Expression profiling analysis
The transcript expression levels of 202 CsWRKY genes were displayed in Figure 7. The expression number of CsWRKY genes approximately reached 89.11% in R, followed by 88.61% (F), 81.68% (IF), 80.69% (S), 78.71% (OL), 77.23% (ESD), 76.73% (EMSD) and 75.25% (GS). The percent of CsWRKY genes expression in other tissues were 68.32% (C), 67.82% (LMSD) and 64.85% (YL) respectively. The lowest expression percent was 52.48% in LSD. The 70 CsWRKY genes (34.65%) expressed in twelve tissues including 28 CsWRKY genes in group 1, 41 CsWRKY genes in group 2 and 1 CsWRKY gene in group 3. Simultaneously, the 24 CsWRKY genes highly expressed in every tissue. Furthermore, CsWRKY36 and CsWRKY227 not expressed in every tissue. Some CsWRKY genes also had the tissue specific expression pattern (Figure 7). In group 1, there were two genes (CsWRKY25 and CsWRKY34) co-expressed in IF and LSD. CsWRKY174 in group 2b was co-expressed in GS and R. In group 2c, CsWRKY182 and CsWRKY202 specifically were expressed in F, CsWRKY204 only was expressed in ESD, CsWRKY73 was co-expressed in F and OL, CsWRKY203 was co-expressed in F and GS. CsWRKY118 in group 2e was co-expressed in GS and S. In group 3, there were three genes (CsWRKY111, CsWRKY208 and CsWRKY226) merely expressed in R, CsWRKY100 was expressed both in ESD and R.

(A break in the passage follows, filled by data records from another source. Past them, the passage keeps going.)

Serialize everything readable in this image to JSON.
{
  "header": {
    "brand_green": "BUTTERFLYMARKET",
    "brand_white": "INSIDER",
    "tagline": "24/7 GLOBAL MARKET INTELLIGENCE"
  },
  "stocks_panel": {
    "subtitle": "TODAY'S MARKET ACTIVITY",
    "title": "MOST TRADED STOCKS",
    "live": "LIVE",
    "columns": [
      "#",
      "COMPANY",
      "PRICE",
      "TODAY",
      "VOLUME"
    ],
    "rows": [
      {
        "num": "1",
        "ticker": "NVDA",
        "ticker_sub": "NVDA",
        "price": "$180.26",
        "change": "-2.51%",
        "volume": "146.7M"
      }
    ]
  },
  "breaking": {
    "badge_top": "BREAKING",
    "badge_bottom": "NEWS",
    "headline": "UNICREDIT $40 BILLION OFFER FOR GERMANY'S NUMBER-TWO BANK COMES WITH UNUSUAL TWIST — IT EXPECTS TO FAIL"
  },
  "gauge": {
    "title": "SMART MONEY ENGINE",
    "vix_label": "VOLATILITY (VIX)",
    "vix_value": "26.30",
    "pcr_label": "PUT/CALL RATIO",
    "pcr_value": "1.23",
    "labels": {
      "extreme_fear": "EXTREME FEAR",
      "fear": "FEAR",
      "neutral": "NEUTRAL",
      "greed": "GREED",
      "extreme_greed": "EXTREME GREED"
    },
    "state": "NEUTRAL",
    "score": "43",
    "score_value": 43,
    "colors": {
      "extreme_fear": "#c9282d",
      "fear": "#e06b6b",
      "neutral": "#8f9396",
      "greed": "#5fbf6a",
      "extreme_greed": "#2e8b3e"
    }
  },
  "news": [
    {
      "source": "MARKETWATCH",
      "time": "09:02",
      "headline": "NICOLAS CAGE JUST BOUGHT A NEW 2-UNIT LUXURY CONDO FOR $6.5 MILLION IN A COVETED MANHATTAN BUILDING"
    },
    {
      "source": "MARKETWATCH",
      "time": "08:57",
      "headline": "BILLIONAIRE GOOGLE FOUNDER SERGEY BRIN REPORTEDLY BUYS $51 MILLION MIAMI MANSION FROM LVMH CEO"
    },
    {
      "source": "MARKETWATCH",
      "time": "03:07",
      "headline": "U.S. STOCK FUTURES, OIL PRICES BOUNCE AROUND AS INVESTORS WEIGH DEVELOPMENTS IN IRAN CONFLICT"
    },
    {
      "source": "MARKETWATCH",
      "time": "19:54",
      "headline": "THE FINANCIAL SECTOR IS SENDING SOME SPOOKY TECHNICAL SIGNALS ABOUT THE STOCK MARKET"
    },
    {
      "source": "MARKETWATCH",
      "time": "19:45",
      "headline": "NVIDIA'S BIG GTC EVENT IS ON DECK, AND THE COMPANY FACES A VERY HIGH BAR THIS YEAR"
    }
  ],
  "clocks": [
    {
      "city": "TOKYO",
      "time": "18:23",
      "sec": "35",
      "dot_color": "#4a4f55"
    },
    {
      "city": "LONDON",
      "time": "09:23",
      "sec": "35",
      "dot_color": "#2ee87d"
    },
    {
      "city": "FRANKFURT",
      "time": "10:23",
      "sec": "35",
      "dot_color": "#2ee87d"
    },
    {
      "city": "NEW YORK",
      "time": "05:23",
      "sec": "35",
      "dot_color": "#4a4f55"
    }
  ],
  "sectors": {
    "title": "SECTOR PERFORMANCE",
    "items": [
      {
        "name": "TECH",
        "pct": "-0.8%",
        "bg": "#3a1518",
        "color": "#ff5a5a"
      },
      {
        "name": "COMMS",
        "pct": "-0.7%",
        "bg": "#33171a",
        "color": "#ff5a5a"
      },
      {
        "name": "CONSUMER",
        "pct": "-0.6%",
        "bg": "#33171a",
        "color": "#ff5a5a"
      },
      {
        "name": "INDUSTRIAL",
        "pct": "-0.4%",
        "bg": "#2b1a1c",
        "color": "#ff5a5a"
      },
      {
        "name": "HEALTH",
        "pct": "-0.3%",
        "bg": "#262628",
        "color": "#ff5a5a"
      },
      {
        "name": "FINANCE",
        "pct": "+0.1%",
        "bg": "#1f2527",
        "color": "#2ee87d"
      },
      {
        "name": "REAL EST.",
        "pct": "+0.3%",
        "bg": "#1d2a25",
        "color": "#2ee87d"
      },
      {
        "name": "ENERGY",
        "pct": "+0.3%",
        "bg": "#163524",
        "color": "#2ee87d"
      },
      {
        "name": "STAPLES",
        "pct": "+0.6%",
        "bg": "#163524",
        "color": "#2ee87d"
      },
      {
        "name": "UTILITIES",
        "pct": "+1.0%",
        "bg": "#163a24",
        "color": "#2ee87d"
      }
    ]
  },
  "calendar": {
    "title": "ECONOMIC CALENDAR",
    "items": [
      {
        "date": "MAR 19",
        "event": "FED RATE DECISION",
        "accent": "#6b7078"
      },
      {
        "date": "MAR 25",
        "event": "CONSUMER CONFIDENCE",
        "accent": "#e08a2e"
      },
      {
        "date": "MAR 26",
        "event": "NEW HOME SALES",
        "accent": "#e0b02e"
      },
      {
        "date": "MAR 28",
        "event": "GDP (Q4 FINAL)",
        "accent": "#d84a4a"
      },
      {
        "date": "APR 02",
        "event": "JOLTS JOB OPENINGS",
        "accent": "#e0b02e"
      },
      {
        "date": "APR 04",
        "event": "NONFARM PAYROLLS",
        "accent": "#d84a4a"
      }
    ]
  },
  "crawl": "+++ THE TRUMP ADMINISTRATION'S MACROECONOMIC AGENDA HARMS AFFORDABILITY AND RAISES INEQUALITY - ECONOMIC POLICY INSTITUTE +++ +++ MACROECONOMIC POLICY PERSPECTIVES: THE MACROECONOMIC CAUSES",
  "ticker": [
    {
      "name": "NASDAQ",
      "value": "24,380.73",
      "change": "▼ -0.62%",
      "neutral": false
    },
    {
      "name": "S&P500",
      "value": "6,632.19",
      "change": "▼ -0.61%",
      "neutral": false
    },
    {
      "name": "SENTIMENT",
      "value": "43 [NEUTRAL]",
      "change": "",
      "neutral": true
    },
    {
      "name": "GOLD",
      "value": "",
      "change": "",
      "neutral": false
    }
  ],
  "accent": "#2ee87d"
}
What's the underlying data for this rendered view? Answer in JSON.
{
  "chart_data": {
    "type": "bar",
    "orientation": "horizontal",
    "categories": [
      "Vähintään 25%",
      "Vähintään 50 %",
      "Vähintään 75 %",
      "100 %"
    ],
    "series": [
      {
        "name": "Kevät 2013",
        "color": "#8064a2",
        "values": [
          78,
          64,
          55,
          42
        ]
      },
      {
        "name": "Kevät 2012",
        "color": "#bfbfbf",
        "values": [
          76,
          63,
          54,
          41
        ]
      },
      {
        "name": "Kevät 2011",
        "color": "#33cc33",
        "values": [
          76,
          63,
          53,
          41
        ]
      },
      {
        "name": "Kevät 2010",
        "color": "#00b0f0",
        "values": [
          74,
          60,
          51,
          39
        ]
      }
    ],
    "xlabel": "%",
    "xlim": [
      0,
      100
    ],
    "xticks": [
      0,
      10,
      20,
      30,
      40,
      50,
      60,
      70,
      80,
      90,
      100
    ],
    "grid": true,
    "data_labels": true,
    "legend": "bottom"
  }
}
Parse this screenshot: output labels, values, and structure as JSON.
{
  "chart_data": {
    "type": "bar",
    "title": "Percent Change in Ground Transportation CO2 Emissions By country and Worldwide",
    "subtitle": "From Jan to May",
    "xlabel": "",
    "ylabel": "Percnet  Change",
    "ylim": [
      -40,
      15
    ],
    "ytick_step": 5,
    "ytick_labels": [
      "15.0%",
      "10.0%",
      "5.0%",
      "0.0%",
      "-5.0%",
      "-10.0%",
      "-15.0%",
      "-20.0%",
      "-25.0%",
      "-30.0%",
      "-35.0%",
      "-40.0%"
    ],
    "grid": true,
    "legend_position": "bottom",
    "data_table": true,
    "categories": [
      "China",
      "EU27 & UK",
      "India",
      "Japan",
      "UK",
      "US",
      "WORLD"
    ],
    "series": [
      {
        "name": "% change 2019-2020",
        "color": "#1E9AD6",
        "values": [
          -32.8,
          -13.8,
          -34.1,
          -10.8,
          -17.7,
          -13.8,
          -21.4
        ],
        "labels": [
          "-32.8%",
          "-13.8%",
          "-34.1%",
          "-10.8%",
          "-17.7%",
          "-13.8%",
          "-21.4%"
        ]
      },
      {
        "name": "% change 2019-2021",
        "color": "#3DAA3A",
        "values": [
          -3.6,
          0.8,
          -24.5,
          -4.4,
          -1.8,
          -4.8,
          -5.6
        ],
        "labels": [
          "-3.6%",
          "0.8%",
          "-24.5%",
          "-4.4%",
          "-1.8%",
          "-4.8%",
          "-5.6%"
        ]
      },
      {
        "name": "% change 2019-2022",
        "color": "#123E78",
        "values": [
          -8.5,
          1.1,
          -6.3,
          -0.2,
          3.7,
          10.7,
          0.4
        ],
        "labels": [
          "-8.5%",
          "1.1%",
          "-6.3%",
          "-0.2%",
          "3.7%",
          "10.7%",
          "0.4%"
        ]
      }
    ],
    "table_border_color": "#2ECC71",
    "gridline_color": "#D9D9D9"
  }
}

The functions of most AtWRKY genes had been verified. It has been reported that AtWRKY25 and AtWRKY33 were sensitive to NaCl, and overexpression of either gene enhanced tolerance to NaCl [39], which belonged to group 1. According to structural features and phylogenetic analysis of CsWRKYs and AtWRKYs, we found that AtWRKY33 was the ortholog of CsWRKY8, CsWRKY9 and CsWRKY10, AtWRKY25 was the ortholog of CsWRKY48, CsWRKY49 and CsWRKY50. These CsWRKY genes belonged to group 1. To provide further clues to the function of CsWRKY genes under SS, the expression levels of six CsWRKY genes in roots and shoots under SS and normal conditions (NC) were displayed in Figure 8. These CsWRKY genes had higher levels in shoots than that in roots under same conditions. Compared with gene expression levels in NC, three CsWRKY genes (CsWRKY8, CsWRKY9 and CsWRKY10) under SS had a significant down-regulated expression in roots, three other CsWRKY genes (CsWRKY48, CsWRKY49 and CsWRKY50) under SS had no obvious change in roots. These CsWRKY genes had higher levels of expression to varying degrees under SS in shoots. In particular, CsWRKY50 were significantly up-regulated in shoots under SS. The expression analyses implied that these CsWRKY genes played an important part in the response to SS. These results meant that most genes were deliberately expressed in space and time, which were not useless genes. They may have functional differentiation in the process of evolution to cope with different environmental changes.